Data Normalization in Machine Learning

If you are a beginner to machine learning domain, you've undoubtedly puzzled a lot about the meaning and impact of the phrase "feature normalisation." If you've read any Kaggle kernels, you've almost certainly come across feature normalisation in the data preparation part. So, what exactly is data normalisation, and why is it so important to data practitioners?.

What is Normalization?

Typically, “normalising” a vector implies dividing by the vector's norm. It also frequently refers to rescaling by the vector's minimum and range to make all of the elements lie between 0 and 1, bringing all of the values of numeric columns in the dataset to a similar scale.

Lets Understand More About It !

Methods of Data Normalization –

Min-Max Normalization
Decimal Scaling
z-Score Normalization(zero-mean Normalization)

1. Min-Max Normalization

The original data is transformed linearly in this data normalisation approach. The minimum and maximum values from the data are retrieved, and each value is changed using the formula below. This method rescales the range of the data to [0,1]. Here is the formula
Here, Xmax and Xmin are the maximum and the minimum values of the feature respectively.
When the value of X is the minimum value in the column, the numerator will be 0, and hence X’ is 0.
On the other hand, when the value of X is the maximum value in the column, the numerator is equal to the denominator and thus the value of X’ is 1. If the value of X is between the minimum and the maximum value, then the value of X’ is between 0 and 1.

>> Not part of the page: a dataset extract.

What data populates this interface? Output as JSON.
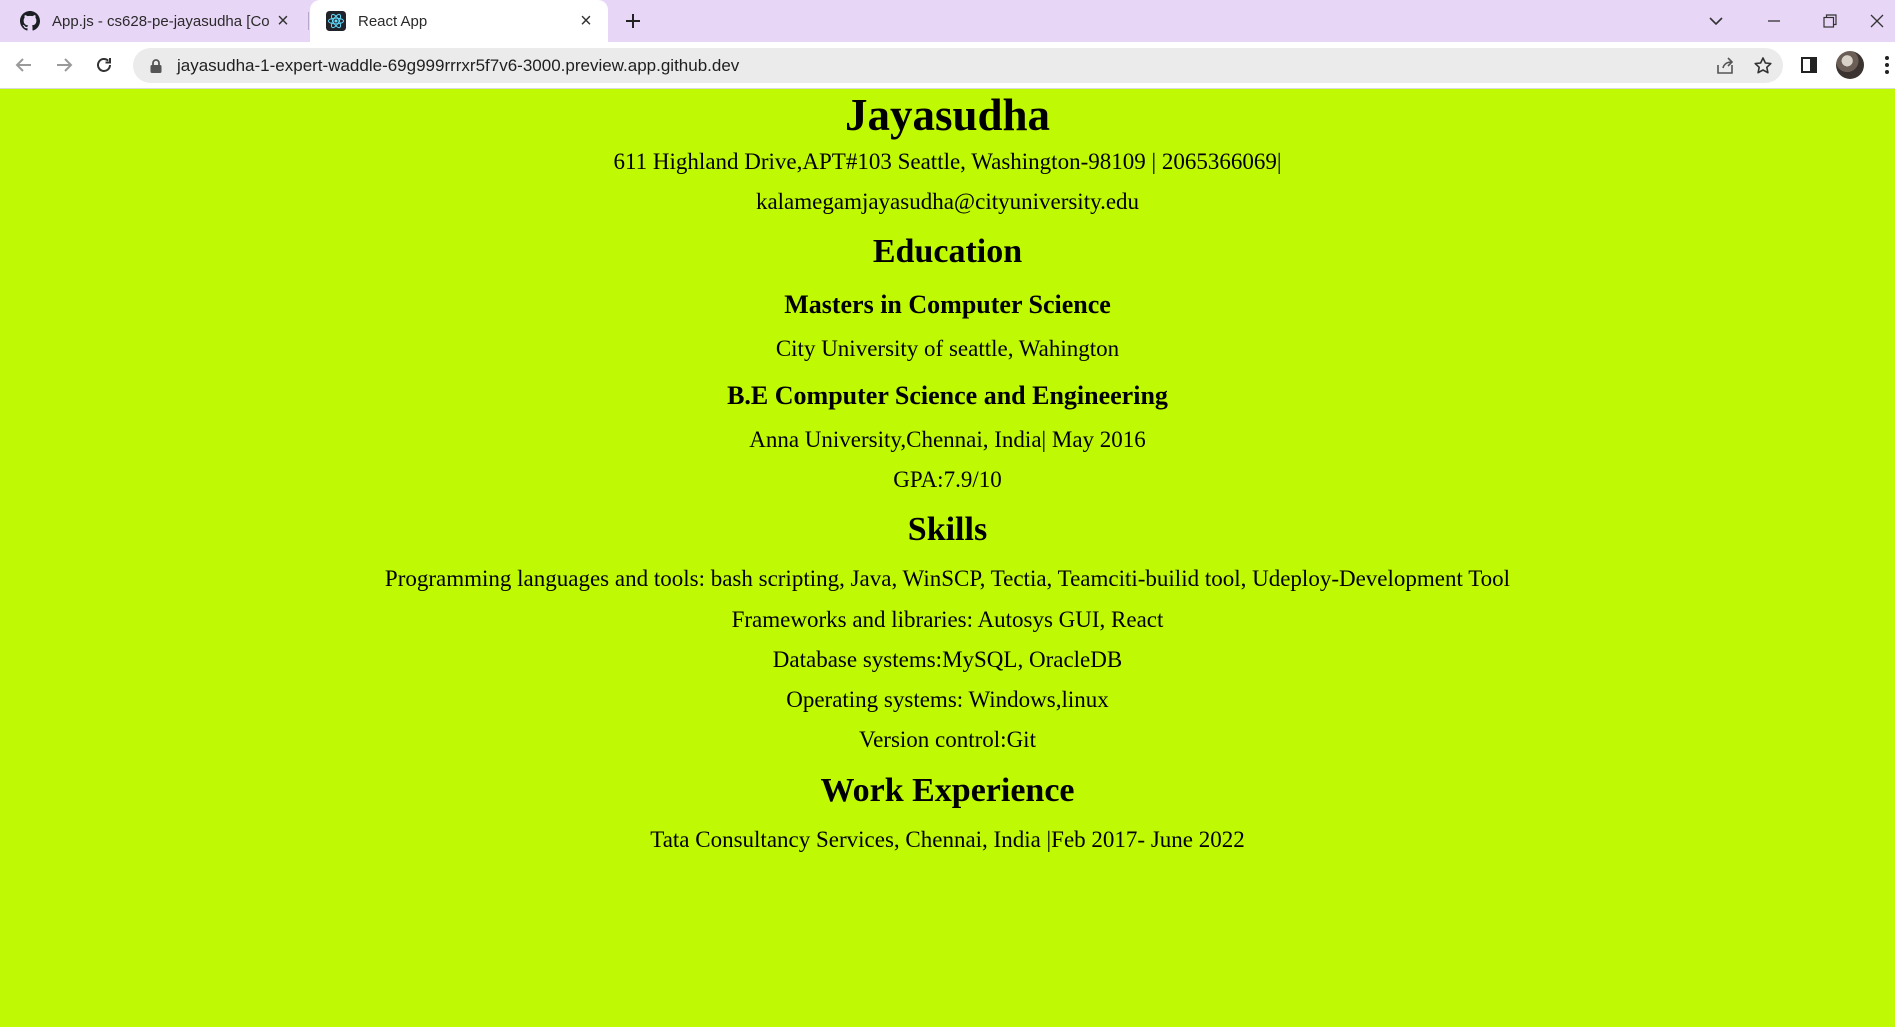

For example, we might estimate the min and max observable values for a dataset as 30 and -10. Then we may normalise any value, such as 18.8, as follows:
y = (x – min) / (max – min)
y = (18.8 – (-10)) / (30 – (-10))
y = 28.8 / 40
y = 0.72
As can be seen, if an x value is supplied that is outside of the lowest and maximum values, the resultant value will not be between 0 and 1. Prior to creating predictions, you may look for these observations and either delete them from the dataset or limit them to the pre-defined maximum and lowest values.

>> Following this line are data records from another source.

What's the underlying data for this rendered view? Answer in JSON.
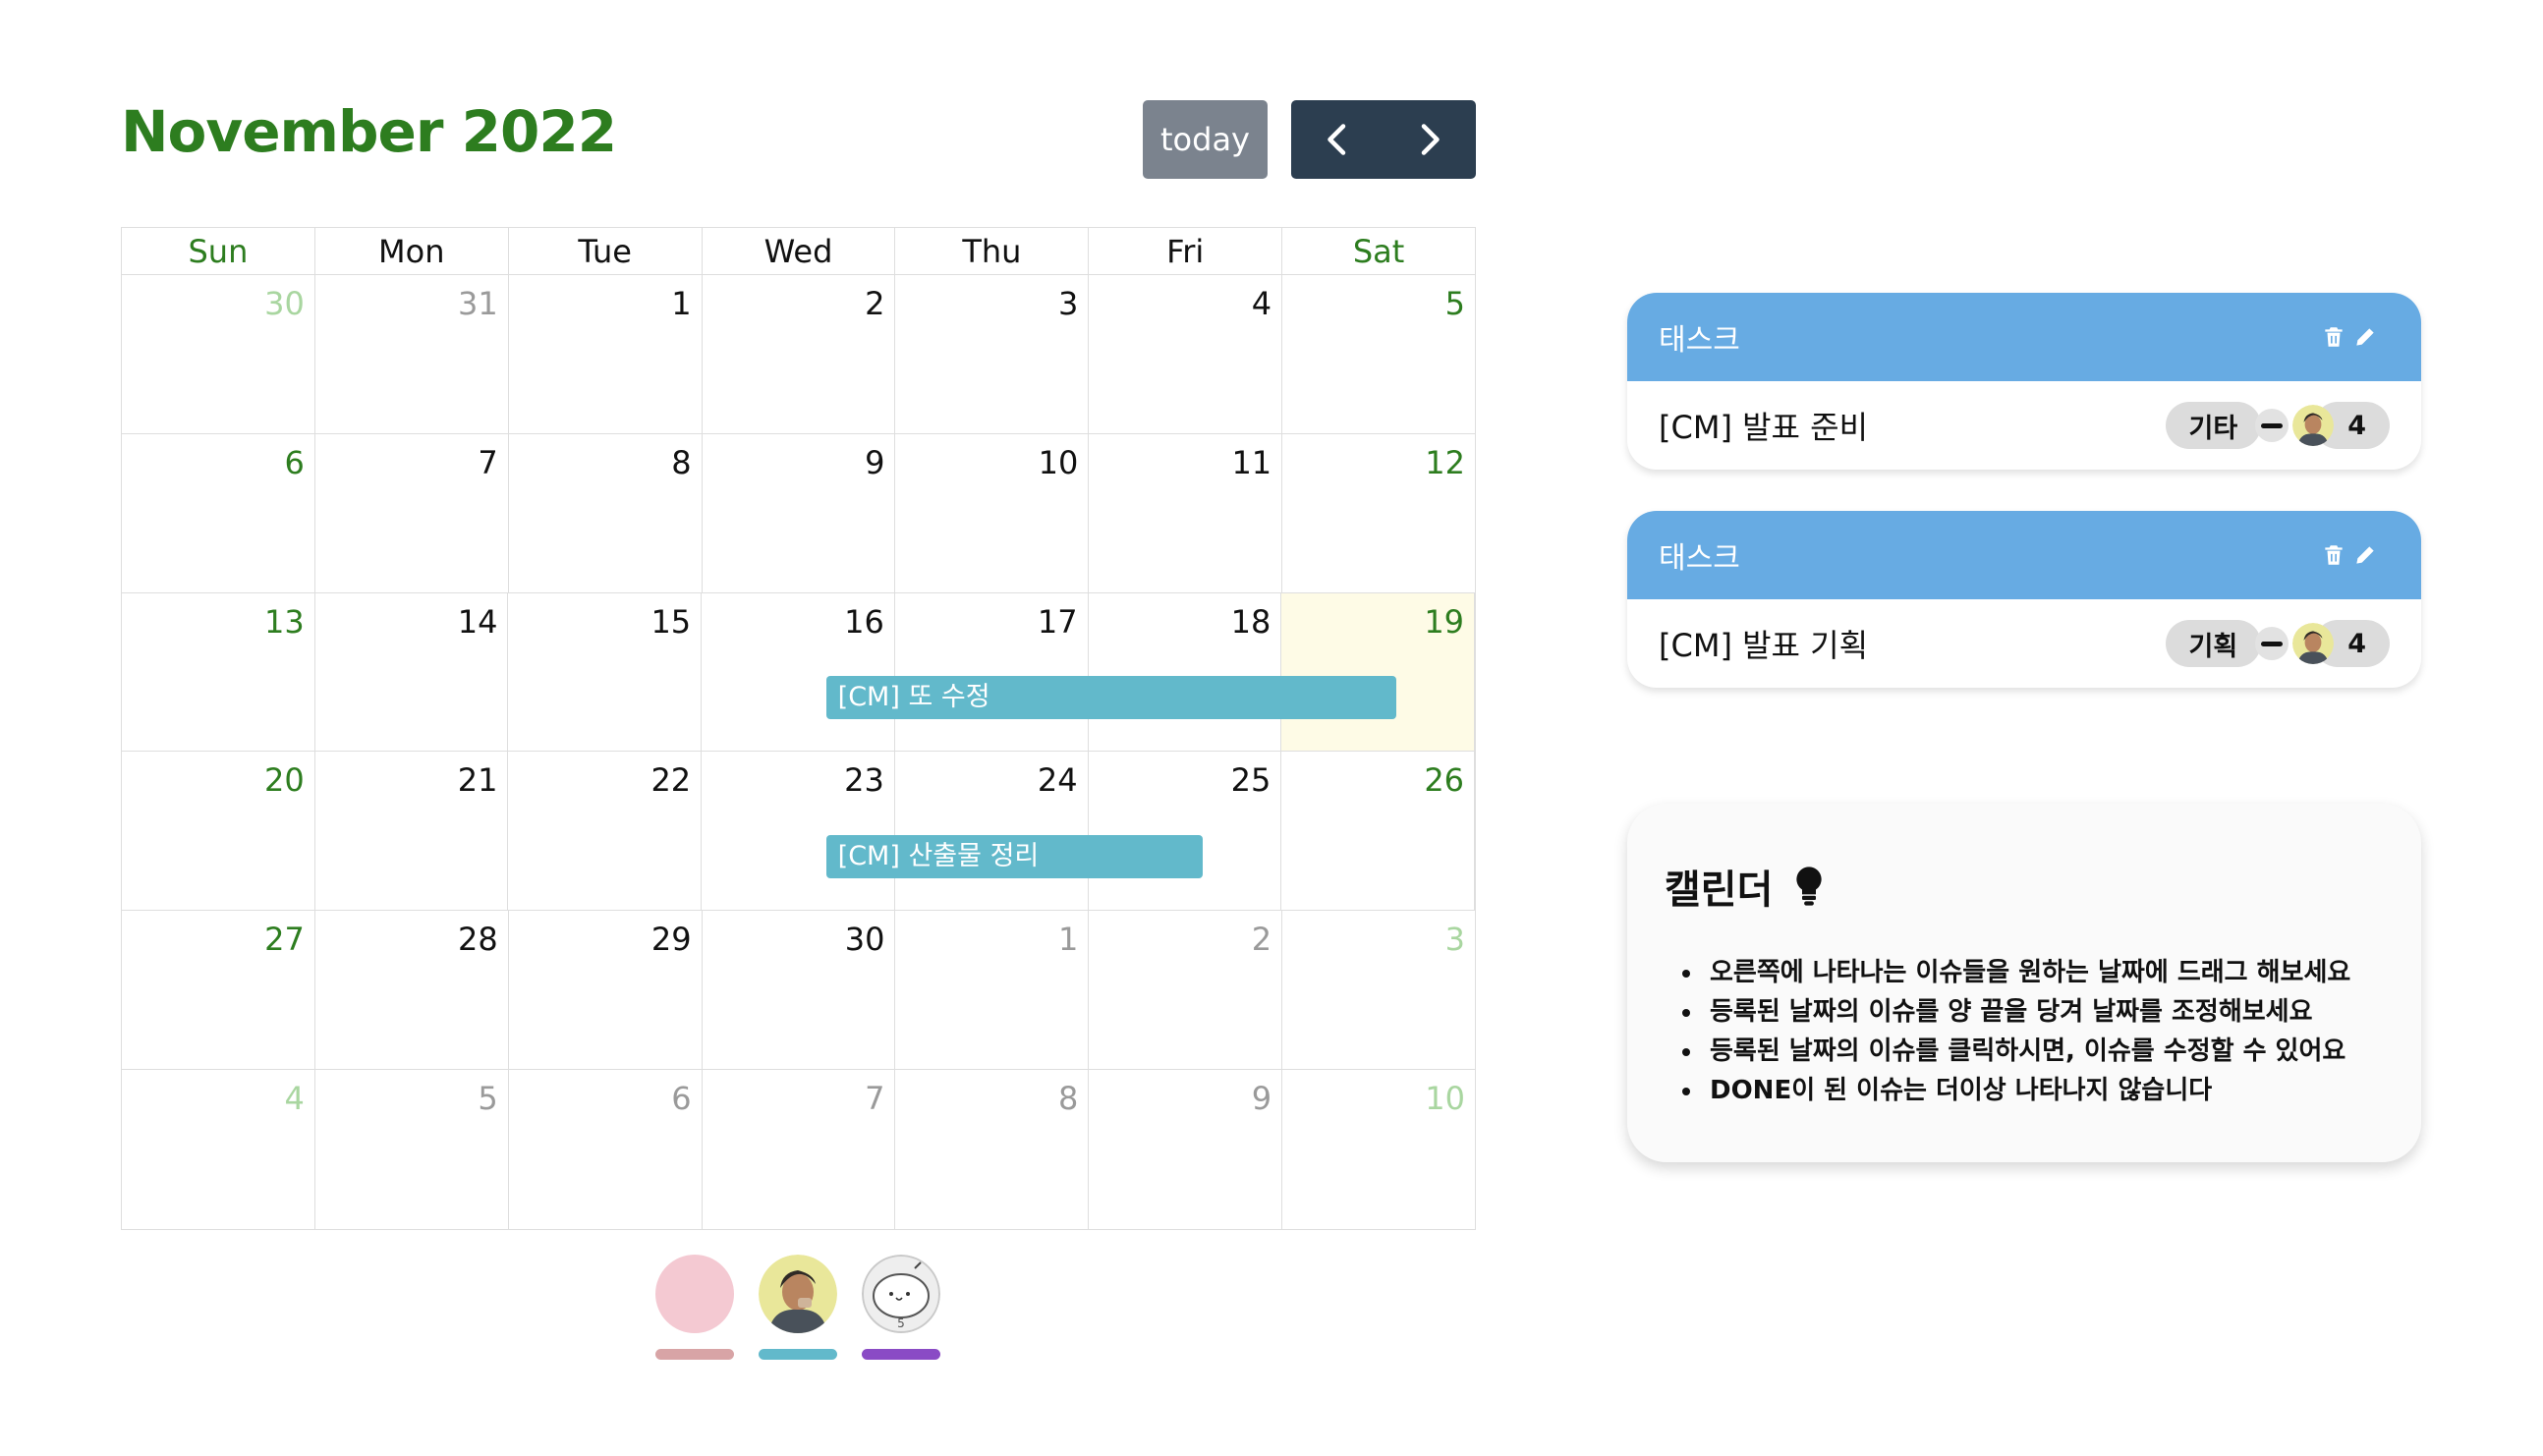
{
  "calendar": {
    "title": "November 2022",
    "today_label": "today",
    "weekdays": [
      "Sun",
      "Mon",
      "Tue",
      "Wed",
      "Thu",
      "Fri",
      "Sat"
    ],
    "weeks": [
      [
        "30",
        "31",
        "1",
        "2",
        "3",
        "4",
        "5"
      ],
      [
        "6",
        "7",
        "8",
        "9",
        "10",
        "11",
        "12"
      ],
      [
        "13",
        "14",
        "15",
        "16",
        "17",
        "18",
        "19"
      ],
      [
        "20",
        "21",
        "22",
        "23",
        "24",
        "25",
        "26"
      ],
      [
        "27",
        "28",
        "29",
        "30",
        "1",
        "2",
        "3"
      ],
      [
        "4",
        "5",
        "6",
        "7",
        "8",
        "9",
        "10"
      ]
    ],
    "today_date": "19",
    "events": [
      {
        "title": "[CM] 또 수정"
      },
      {
        "title": "[CM] 산출물 정리"
      }
    ],
    "avatar_colors": [
      "#f4c9d2",
      "#62b9cb",
      "#8a4bc5"
    ]
  },
  "tasks": [
    {
      "header": "태스크",
      "title": "[CM] 발표 준비",
      "category": "기타",
      "count": "4"
    },
    {
      "header": "태스크",
      "title": "[CM] 발표 기획",
      "category": "기획",
      "count": "4"
    }
  ],
  "help": {
    "title": "캘린더",
    "items": [
      "오른쪽에 나타나는 이슈들을 원하는 날짜에 드래그 해보세요",
      "등록된 날짜의 이슈를 양 끝을 당겨 날짜를 조정해보세요",
      "등록된 날짜의 이슈를 클릭하시면, 이슈를 수정할 수 있어요",
      "DONE이 된 이슈는 더이상 나타나지 않습니다"
    ]
  },
  "colors": {
    "accent_green": "#2d7d1f",
    "event_teal": "#62b9cb",
    "task_header_blue": "#67abe3",
    "today_bg": "#fefbe6"
  }
}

The scikit-learn object MinMaxScaler may be used to normalise your dataset.

The following are some good practises for using the MinMaxScaler and other scaling techniques:

Using given training data, fit the scaler. This indicates that during normalisation, the training data will be utilised to estimate the lowest and maximum observable values. This is accomplished by invoking the fit() method.
Use the scale on training data. This implies you may train your model using the normalised data. This is accomplished by invoking the transform() function.
In the future, apply the scale to data. This implies that in the future, you can prepare new data on which to make forecasts.

Let’s try it on the dataset of sonar.

The distributions have been modified, and the minimum and maximum values for each variable are now a crisp 0.0 and 1.0, respectively.

2. Decimal Scaling Normalization

Another approach for normalising in data mining is decimal scaling. It performs its job by converting an integer to a decimal point. To normalize the data by this technique, we divide each value of the data by the maximum absolute value of data. The data value, v, of data is normalized to v' by using the formula below –

Here
v' is the new value as a result of the decimal scaling.
v denotes the attribute's respective value.
where j is the smallest integer such that max(|v'|)<1

Example : Assume the input data is as follows: -10, 201, 301, -401, 501, 601, 701 To normalise the aforementioned data, do the following steps: Step 1: Maximum absolute value in supplied data(m): 701 Step 2: Multiply the provided data by 1000 (i.e. j=3). The normalised data is as follows: -0.01, 0.201, 0.301, -0.401, 0.501, 0.601, 0.701.

3. Z-Score Normalization(zero-mean Normalization)

The Z-Score value is used to determine how much a data point deviates from the mean. It calculates the standard deviations below and above the mean. It varies between -3 and +3 standard deviations. Z-score normalisation in data mining is beneficial for data analysis where it is necessary to compare a value to a mean (average) value, such as test or survey findings.

Here is the formula below -

v’, v is the new and old of each entry in data respectively. σ_A is the standard deviation and mean of A respectively.

Why Should You Normalize Variables ?

Similarly, the aim of normalisation is to convert the values of numeric columns in the dataset to a similar scale while preserving variations in value ranges. Every dataset does not need to be normalised for machine learning. It is only necessary when the ranges of characteristics differ.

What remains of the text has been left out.